Specification¶

Version: 0.1.0.dev0
Status: Alpha implementation. The reference infrastructure layer is implemented (errors, observability, provenance primitives, action specs, verify CLI), along with the optional-runtime base predictor and loss modules, the edit-balanced training sampler, collapse diagnostics, the Carbon corpus window sampler, and the planning cost/sampler primitives; trainer / autoregressive rollout / CEM / eval / deploy are upcoming.

This file is the entry point into the GenoLeWM specification corpus.

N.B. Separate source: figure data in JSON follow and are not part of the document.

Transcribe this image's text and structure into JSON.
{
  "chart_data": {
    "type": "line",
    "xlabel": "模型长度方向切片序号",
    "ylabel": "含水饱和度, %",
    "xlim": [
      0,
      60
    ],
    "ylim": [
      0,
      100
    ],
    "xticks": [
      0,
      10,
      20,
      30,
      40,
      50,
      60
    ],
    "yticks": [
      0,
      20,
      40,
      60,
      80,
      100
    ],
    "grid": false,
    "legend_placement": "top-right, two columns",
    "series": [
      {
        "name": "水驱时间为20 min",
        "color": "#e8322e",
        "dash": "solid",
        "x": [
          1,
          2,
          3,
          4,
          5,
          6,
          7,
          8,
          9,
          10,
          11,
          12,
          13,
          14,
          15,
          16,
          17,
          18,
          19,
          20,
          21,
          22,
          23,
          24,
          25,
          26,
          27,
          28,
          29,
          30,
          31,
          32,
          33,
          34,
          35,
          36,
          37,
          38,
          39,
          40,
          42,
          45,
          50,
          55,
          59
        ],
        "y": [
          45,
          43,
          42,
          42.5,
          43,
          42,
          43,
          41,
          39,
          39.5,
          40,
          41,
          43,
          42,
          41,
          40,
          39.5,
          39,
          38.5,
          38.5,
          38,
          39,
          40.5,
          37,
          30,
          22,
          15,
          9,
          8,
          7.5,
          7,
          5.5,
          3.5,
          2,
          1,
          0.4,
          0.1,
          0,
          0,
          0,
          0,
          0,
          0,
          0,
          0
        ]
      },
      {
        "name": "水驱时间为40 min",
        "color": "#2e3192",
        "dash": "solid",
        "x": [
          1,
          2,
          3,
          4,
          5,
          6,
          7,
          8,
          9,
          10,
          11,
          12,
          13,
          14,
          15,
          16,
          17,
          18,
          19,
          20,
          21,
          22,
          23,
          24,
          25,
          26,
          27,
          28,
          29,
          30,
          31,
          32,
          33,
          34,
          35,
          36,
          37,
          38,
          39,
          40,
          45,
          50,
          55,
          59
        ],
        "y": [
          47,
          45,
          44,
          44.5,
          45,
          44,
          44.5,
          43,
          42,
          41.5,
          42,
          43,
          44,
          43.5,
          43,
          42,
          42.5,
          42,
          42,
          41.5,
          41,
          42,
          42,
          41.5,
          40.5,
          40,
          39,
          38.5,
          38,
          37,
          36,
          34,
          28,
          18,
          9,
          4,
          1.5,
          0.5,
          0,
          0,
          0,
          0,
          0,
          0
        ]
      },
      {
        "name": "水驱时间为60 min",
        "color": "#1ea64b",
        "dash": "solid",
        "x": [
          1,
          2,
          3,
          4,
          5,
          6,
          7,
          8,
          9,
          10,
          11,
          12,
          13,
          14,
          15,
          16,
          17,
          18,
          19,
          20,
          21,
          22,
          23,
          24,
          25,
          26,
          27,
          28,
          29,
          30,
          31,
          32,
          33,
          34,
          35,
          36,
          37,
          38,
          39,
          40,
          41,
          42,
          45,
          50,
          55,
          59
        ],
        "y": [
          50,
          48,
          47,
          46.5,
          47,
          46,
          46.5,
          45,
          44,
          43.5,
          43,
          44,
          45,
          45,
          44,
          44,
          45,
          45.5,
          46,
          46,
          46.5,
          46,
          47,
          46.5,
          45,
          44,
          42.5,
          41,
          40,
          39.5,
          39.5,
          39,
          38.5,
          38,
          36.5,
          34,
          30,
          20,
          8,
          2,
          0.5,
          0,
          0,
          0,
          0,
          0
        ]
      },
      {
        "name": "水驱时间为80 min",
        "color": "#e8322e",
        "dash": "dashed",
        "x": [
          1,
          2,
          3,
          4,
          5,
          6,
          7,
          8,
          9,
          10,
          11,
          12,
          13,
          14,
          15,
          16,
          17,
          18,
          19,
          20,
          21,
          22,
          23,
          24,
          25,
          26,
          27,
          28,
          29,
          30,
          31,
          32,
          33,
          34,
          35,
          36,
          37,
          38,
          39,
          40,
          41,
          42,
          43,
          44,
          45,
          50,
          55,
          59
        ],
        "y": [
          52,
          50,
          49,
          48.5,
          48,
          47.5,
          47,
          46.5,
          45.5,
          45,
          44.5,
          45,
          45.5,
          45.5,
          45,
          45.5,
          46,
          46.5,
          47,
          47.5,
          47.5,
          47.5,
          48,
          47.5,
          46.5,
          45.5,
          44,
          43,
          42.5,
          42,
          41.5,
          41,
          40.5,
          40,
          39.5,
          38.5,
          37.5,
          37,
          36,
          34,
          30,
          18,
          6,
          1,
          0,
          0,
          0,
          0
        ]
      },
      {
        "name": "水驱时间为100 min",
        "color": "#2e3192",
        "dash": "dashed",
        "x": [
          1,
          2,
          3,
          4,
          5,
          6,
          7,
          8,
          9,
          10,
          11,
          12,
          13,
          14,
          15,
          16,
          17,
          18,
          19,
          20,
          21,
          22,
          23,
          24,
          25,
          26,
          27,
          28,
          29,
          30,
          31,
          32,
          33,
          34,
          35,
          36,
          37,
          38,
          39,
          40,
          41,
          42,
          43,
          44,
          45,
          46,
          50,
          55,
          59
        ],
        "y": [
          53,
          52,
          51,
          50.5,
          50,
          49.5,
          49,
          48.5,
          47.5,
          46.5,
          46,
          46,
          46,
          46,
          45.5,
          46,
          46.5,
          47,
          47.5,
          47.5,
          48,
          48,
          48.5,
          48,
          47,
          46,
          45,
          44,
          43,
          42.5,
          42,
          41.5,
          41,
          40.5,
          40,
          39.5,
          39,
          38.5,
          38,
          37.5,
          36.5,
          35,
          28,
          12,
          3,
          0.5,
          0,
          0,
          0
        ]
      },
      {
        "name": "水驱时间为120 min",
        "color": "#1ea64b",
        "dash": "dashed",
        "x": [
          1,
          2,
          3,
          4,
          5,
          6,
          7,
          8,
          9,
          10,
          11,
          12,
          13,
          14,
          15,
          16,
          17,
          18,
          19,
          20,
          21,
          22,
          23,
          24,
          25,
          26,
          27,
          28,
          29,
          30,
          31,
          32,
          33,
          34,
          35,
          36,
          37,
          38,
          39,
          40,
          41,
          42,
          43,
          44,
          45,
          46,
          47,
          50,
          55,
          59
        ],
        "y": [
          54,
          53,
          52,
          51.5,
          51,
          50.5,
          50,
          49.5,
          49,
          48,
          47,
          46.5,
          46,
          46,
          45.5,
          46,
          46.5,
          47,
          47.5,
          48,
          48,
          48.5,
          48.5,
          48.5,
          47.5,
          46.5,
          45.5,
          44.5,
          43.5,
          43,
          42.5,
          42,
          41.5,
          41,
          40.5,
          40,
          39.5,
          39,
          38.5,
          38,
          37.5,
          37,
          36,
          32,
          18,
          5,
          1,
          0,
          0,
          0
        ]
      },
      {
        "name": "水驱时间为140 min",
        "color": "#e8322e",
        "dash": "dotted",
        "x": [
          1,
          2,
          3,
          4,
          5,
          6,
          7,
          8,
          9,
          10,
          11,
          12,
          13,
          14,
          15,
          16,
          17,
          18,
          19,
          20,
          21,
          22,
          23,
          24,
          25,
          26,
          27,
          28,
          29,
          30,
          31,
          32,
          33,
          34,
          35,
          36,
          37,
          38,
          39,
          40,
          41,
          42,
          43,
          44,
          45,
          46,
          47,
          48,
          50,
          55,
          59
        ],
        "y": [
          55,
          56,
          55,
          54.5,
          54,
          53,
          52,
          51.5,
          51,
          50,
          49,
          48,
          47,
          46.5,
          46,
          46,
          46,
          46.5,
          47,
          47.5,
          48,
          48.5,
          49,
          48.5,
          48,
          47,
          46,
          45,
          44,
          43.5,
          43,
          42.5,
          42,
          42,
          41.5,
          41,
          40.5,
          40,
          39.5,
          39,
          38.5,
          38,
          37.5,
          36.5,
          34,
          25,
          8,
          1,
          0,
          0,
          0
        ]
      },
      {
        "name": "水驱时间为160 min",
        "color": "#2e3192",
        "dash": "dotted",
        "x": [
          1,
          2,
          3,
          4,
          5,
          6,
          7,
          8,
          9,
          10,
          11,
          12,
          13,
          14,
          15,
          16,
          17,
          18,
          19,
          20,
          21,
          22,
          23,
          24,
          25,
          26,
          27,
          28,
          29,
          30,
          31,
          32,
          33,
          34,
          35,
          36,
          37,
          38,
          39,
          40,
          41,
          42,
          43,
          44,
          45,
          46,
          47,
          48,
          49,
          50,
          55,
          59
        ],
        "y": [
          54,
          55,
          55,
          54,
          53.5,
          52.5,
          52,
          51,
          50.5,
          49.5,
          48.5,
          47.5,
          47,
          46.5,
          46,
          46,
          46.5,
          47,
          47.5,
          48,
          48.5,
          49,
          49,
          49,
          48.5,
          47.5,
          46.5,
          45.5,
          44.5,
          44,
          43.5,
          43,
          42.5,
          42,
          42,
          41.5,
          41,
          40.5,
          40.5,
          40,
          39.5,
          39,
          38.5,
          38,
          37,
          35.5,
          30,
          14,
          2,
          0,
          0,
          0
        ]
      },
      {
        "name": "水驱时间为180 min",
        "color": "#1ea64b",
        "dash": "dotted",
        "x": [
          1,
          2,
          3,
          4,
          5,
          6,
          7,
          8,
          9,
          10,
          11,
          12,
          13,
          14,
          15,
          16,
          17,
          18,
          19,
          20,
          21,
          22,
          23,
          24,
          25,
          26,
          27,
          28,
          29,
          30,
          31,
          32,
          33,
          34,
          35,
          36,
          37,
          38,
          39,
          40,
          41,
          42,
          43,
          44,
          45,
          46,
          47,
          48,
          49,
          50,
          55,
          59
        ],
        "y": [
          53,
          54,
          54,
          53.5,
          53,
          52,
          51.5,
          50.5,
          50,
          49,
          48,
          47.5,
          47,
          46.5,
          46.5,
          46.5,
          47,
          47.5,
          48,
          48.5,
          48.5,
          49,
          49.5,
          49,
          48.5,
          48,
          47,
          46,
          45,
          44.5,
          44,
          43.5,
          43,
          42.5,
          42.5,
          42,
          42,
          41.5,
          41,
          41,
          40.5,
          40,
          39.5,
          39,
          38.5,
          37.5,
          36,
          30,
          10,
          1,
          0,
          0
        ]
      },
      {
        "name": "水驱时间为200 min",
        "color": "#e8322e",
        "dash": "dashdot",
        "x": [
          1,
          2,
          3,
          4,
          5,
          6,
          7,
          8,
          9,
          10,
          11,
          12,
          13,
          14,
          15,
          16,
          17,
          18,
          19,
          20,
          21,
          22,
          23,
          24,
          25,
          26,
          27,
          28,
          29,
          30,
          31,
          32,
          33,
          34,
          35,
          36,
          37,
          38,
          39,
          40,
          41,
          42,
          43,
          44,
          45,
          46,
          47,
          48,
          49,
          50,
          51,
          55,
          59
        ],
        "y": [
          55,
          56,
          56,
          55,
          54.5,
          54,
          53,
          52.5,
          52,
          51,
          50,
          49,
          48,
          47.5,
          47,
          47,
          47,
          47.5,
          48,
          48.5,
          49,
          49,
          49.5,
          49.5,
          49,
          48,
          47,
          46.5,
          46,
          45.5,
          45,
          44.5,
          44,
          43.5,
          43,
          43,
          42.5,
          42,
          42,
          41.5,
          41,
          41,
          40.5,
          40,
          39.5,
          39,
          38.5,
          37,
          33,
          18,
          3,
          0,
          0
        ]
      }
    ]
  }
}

Detailed content lives in two trees:

This section (docs/spec/) — eleven canonical sections, normative for v0.1.
The per-decision RFC corpus.

Executive summary¶

GenoLeWM is an action-conditioned Joint-Embedding Predictive Architecture (JEPA) over DNA. A pretrained DNA foundation model (Carbon-500M by default, frozen) supplies a state vector for a contiguous genomic window. A small trainable predictor head, conditioned on a structured genomic edit, predicts the post-edit state in the same latent space.

ŝ_{t+1} = g(s_t, a)        s_t = enc(w_ref)        a = action(EditSpec)

That single equation unlocks: variant-effect prediction at a fraction of Carbon's cost, multi-edit haplotype rollout, planning via CEM in latent space, surprise-based pathogenicity scoring, on-device deployment on consumer hardware, and checksum-based artifact provenance for releases.

Spec corpus¶

#	File	Subject
00	overview	thesis, goals, non-goals, success criteria
01	architecture	module boundaries, runtime flows, invariants
02	public-api	Python and CLI surface, stability classes
03	data-model	types, schemas, on-disk formats
04	error-model	exception hierarchy, failure modes, exit codes
05	observability	logging, metrics, tracing, redaction
06	security	threat model, trust boundaries, secrets
07	testing-strategy	test pyramid, ML-specific tests, CI gates
08	performance-budget	latency / throughput / memory targets
09	release-and-versioning	semver, deprecation, changelog discipline
10	glossary	canonical terms

RFC corpus¶

19 RFCs covering the load-bearing decisions:

RFC-0001 — scope.
RFC-0002 — state encoder (Carbon).
RFC-0003 — action encoder (genomic edits).
RFC-0004 — predictor (cross-attention Transformer).
RFC-0005 — training objective (cosine + MSE; LeJEPA in Phase 2).
RFC-0006 — data pipeline (corpus, edit mix, holdouts).
RFC-0007 — evaluation suite (VEP, rollout, efficiency).
RFC-0008 — planning (CEM).
RFC-0009 — surprise scoring (calibrated per context).
RFC-0010 — deployment (Apple Silicon, int4 / int8).
RFC-0011 — artifact provenance and checksum receipts.
RFC-0012 — error taxonomy.
RFC-0013 — observability and redaction.
RFC-0014 — API stability policy.
RFC-0015 — testing and CI gates.
RFC-0016 — performance budget.
RFC-0017 — configuration system.
RFC-0018 — CLI design.
RFC-0019 — reference desktop app skeleton.

The full index lives in the repository at rfcs/README.md.

Conflict resolution¶

If this index and a section disagree, the section wins. If a section and an RFC disagree, the RFC wins. If two RFCs disagree without an explicit Supersedes relationship, file a reconciliation PR.

What is not specified here¶

Project history, contributor list, license text — LICENSE, the README, CONTRIBUTING.
Implementation roadmap and phase exit criteria — ROADMAP.md.
Operational security disclosure — SECURITY.
Open user-data privacy posture — PRIVACY.
Implementation tracker — docs/roadmap/IMPLEMENTATION.md.